>>And if anyone has tips on getting good head shots on these guys please spill!
there are good tips here from others, too. but try this: learn the camera controls on an inanimate object, not while you're wrestling with a squirmy snake. Practice getting good lighting and focus by taking pictures of your cellphone, or a fork, or a golf ball, or.... Use that practice to figure out where your camera is set to focus (small spot in dead center? averaging the whole frame? most cameras allow you to choose from those or other options) Where do you get the best lighting? What method enables you to best hold the camera steady? What part of the camera's zoom do you use? Most macros focus extremely closely only in wide-angle mode; when you start zooming in (using telephoto function) the distance from subject increases considerably.
As noted by others, the brighter the light, the faster the shutter speed, thus the sharper the picture, PLUS the more of the subject will be in focus: in dim light, at the camera lens's widest opening, your "depth of field" might be a fraction of an inch, and you want more than that.
And remember your camera's meter is reading the light on the subject, just as it reads the focus, depending on how it is set: is it reading a small spot dead center? picking an exposure setting that'll work best for the average part of the whole frame?

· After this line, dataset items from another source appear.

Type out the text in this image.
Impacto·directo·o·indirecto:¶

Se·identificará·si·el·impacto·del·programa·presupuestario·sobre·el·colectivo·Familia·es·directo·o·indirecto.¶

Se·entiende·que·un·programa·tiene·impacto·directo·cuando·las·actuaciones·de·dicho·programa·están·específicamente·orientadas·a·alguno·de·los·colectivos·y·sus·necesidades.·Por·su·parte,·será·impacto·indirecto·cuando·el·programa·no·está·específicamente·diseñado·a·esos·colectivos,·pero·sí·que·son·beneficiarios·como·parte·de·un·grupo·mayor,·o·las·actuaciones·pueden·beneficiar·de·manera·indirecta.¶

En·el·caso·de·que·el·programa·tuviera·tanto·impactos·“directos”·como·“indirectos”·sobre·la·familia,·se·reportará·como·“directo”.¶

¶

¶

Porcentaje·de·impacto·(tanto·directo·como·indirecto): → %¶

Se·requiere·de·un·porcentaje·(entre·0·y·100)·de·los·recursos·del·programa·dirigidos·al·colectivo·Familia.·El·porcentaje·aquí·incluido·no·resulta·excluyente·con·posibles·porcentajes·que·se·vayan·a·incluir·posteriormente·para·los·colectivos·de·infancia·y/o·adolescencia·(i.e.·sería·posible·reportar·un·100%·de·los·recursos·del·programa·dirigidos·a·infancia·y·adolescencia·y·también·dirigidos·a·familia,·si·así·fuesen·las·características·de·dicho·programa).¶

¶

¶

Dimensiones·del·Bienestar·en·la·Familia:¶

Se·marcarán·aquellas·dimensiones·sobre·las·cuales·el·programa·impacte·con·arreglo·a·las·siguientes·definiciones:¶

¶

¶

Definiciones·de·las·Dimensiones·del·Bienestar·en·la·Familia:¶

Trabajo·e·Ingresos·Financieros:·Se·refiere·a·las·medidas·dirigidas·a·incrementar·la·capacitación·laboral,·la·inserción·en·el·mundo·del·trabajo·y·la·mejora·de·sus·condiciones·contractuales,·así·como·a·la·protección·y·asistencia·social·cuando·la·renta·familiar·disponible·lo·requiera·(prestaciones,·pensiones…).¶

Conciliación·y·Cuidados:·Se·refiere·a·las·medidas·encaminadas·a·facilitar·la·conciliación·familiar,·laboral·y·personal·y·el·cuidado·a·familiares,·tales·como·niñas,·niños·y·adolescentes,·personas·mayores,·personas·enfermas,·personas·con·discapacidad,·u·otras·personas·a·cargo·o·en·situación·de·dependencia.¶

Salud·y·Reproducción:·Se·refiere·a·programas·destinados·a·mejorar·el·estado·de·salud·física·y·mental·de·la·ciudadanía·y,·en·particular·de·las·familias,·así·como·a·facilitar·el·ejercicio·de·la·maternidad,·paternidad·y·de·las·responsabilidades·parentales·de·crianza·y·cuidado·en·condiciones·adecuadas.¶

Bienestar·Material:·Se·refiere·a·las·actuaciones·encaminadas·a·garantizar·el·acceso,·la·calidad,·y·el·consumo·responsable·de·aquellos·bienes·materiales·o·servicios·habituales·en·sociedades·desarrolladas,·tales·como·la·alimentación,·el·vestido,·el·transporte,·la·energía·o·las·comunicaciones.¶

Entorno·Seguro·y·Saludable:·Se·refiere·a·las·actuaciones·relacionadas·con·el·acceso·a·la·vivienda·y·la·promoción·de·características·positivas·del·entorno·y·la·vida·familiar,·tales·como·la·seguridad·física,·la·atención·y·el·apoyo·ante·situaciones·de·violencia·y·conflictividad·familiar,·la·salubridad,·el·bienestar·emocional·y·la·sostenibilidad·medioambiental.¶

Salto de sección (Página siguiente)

If you have a snake that's neither very light nor very dark colored, and you try to photograph it against a background that's either of those things, the background will probably throw your exposure off, unless you have it set to read dead center and point that part of the frame at the snake.
Do you know that with most cameras you can depress the shutter half way, when you've got the focus & light right, and the camera will hold those settings until you press the rest of the way? That way, you can focus on the snake's head (in the center of the frame, for ex, if you've set your focus that way) and then move the aim slightly left or right, to show some coils of the animal, and the head will still stay in focus.
By the way, I liked your ground-level pic of the snake. NOthing wrong with the head being sharply focused and the coil closest to the camera being blurry. In fact, that directed attention nicely to the snake's head, which is the real point of interest.